- Sire: Grey Dawn
- Grandsire: Herbager
- Dam: No Class
- Damsire: Nodouble
- Sex: Stallion
- Foaled: 1983
- Country: Canada
- Colour: Gray
- Breeder: Sam-Son Farm
- Owner: Sam-Son Farm
- Trainer: James E. Day
- Record: 28: 7-0-6
- Earnings: $602,039

Major wins
- Summer Stakes (1985) Cup and Saucer Stakes (1985) Coronation Futurity Stakes (1985) Connaught Cup Stakes (1988) Laurel Turf Cup Handicap (1988)

Awards
- Canadian Champion Two-Year-Old Colt (1985)

= Grey Classic =

Canadian-bred Thoroughbred racehorse

Grey Classic (1983-1989) was a Canadian Thoroughbred Champion racehorse.

==Background==
Bred and raced by Ernie L. Samuel's Sam-Son Farm of Milton, Ontario, Grey Classic was conditioned for racing by Olympic equestrian gold medalist and Canadian Horse Racing Hall of Fame inductee Jim Day.

==Racing career==
Ridden by Irwin Driedger as a two-year-old in 1985, Grey Classic won four of seven starts, including the Summer Stakes, and then the two top races for Canadian juveniles, the Cup and Saucer Stakes on turf and the Coronation Futurity Stakes on dirt. His performances earned him Canadian Champion Two-Year-Old Colt honors for 1985.

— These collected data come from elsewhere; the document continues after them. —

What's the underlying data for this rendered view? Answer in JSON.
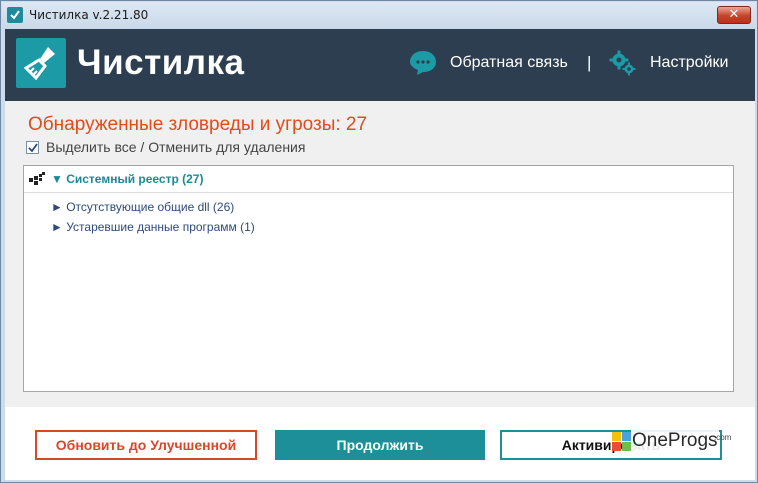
{
  "window": {
    "title": "Чистилка v.2.21.80",
    "close_label": "✕"
  },
  "header": {
    "app_name": "Чистилка",
    "feedback_label": "Обратная связь",
    "separator": "|",
    "settings_label": "Настройки",
    "bg_color": "#2c3e50",
    "accent_color": "#1c9aa6"
  },
  "main": {
    "threats_title": "Обнаруженные зловреды и угрозы: 27",
    "select_all_checked": true,
    "select_all_label": "Выделить все / Отменить для удаления",
    "tree": {
      "root_label": "▼ Системный реестр (27)",
      "children": [
        {
          "label": "► Отсутствующие общие dll (26)"
        },
        {
          "label": "► Устаревшие данные программ (1)"
        }
      ]
    }
  },
  "footer": {
    "upgrade_label": "Обновить до Улучшенной",
    "continue_label": "Продолжить",
    "activate_label": "Активировать",
    "upgrade_color": "#d9472b",
    "continue_color": "#1c8f99"
  },
  "watermark": {
    "text": "OneProgs",
    "suffix": ".com"
  }
}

At age three, Grey Classic suffered with condition problems and did not race until July 13, 1986, when he ran eighth as one of the favorites in the Queen's Plate, Canada's most prestigious race and first leg of the Canadian Triple Crown of Thoroughbred Racing. Minor injuries kept the colt out of the next two legs of the Triple Crown, and a series of ailments meant that he did not win an important race again until age five. On June 5, 1988, he won the Connaught Cup Stakes at Woodbine Racetrack; then, in November, in his last race, he won the mile and a half Laurel Turf Cup Handicap at Maryland's Laurel Park Racecourse.

Two months later, the January 10, 1989, edition of the Toronto Star reported that Grey Classic had dropped dead at the Sam-Son Farm in Florida.